Um exemplo disso é a já mencionada Constituição Americana, que até a Guerra da Secessão permitia a escravidão, sendo posteriormente proibida pela emenda XIV, permitindo, entretanto, a segregação racial (caso Plessy v. Ferguson), para depois se negar à possibilidade dessa mesma segregação (caso Brown v. Board of Education).
“O constitucionalismo impõe, para a formação da identidade constitucional, um confronto entre o pluralismo e a tradição, que está fundada nas identidades pré-constitucionais, tais como: religião, etnia, cultura e nacionalidade, o que se faz com uma imposição de limites às identidades pré-políticas da nação (ULRICH PREUSS, apud ROSENFELD, idem, p.21)”.
Percebe-se, desse modo, que a identidade constitucional contemporânea se fundamenta em razões de moralidade política, como: direitos fundamentais; direito de igualdade e a liberdade de expressão.
Sendo assim, a problemática da identidade do sujeito constitucional decorre da necessidade de se contrapor às identidades pré-políticas (nacionalidade, étnicas, culturais e religiosas), assim como também deve às abranger em seu espectro identitário.
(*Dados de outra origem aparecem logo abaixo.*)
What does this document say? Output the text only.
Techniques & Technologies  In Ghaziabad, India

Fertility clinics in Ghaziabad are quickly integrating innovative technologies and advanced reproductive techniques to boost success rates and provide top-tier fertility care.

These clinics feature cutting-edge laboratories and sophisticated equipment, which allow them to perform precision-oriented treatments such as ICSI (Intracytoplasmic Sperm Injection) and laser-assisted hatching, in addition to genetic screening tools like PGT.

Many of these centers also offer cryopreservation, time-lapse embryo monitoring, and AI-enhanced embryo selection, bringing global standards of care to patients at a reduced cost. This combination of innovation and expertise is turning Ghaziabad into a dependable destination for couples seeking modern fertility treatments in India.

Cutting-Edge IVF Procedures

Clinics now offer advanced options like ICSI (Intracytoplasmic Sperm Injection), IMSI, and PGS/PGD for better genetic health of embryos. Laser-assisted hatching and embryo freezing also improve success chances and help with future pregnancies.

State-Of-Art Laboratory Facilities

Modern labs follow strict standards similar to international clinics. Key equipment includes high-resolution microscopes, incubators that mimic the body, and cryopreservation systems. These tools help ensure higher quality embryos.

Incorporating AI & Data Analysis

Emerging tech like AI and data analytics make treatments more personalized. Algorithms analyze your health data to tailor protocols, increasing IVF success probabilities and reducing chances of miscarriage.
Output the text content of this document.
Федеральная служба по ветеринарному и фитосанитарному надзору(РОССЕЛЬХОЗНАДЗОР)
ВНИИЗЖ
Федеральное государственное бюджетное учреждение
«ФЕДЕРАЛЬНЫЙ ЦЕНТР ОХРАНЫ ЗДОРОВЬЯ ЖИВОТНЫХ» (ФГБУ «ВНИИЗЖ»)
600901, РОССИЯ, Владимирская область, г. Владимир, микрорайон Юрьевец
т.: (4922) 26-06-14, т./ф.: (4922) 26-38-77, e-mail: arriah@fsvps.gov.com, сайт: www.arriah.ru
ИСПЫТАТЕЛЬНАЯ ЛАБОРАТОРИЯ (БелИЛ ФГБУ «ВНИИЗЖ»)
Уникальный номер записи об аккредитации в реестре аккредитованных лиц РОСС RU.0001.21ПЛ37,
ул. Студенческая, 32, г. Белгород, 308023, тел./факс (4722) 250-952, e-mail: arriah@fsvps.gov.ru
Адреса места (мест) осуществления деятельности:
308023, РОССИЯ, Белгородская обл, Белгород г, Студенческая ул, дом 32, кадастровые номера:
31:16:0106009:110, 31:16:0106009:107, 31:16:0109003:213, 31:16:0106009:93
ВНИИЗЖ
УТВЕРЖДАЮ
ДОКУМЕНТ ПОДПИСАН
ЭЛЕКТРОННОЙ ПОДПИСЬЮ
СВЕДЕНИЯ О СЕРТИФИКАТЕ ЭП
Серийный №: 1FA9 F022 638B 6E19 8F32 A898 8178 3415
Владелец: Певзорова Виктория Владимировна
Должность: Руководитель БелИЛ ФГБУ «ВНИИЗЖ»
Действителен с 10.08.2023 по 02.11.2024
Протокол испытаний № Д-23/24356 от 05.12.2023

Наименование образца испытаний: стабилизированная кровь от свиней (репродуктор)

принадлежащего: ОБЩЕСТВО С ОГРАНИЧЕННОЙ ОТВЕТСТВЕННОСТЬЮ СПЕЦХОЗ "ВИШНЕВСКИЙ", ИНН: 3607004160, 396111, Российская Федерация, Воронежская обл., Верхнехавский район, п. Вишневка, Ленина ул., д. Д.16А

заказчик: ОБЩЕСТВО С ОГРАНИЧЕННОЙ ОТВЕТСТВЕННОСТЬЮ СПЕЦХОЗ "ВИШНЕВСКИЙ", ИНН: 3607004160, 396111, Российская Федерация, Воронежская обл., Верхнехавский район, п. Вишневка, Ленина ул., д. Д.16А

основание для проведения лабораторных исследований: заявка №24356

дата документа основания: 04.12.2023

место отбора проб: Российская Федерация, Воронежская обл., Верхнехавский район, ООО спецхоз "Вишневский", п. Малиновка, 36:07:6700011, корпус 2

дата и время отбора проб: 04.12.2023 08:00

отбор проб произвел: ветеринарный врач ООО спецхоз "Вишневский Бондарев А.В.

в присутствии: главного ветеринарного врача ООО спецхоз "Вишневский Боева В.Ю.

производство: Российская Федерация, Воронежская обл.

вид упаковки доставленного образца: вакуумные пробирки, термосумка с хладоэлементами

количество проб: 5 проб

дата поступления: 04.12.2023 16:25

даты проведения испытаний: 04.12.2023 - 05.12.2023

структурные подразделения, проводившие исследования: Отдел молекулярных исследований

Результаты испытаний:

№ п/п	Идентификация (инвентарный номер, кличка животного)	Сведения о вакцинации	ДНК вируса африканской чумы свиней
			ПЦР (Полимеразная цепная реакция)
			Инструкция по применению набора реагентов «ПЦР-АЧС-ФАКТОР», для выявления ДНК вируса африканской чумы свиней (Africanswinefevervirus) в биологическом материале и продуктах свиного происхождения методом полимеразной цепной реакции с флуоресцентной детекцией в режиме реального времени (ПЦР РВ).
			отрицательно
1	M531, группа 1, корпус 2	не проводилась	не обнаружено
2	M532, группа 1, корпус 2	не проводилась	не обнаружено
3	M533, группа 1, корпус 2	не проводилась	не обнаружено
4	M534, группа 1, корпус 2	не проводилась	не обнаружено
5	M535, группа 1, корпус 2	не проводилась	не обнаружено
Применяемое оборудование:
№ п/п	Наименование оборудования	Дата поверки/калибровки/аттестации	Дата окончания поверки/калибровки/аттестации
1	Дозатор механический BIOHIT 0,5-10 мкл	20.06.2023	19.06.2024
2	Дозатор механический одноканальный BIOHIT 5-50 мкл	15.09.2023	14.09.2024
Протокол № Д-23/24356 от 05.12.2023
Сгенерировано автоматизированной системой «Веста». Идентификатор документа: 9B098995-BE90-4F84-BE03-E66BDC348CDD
Logo, fica evidente que a identidade do sujeito constitucional é algo complexo, fragmentado, parcial e incompleto (evidente na Constituição de 1787, visto que se renovou em muitos momentos), sendo um produto de um processo dinâmico sempre em aberto; e deve ser considerada mais como uma ausência, um hiato e até mesmo um vazio do que algo concreto e pré-estabelecido do qual possamos extrair legitimidade, pois isso nos possibilita sua reconstrução e complementação conforme a sociedade passa por mudanças sócio-políticas.
Referências Bibliográficas:
Costa, Alexandre. O poder constituinte e o paradoxo da soberania limitada. Teoria e Sociedade, n. 19, v. 1, 2011.
Costa, Alexandre. A invenção da soberania. Arcos, 2020.
BODIN, Jean. 1992. On sovereignty: four chapters from Six Books of the Commonwealth. Cambridge: Cambridge University Press.
DALLARI, Dalmo de Abreu. Elementos de Teoria Geral do Estado. Saraiva, 1983. P.68.
ROSENFELD, Michel. A identidade do sujeito constitucional, Trd. Menelick de Carvalho Netto, Belo Horizonte: Mandamentos, 2003.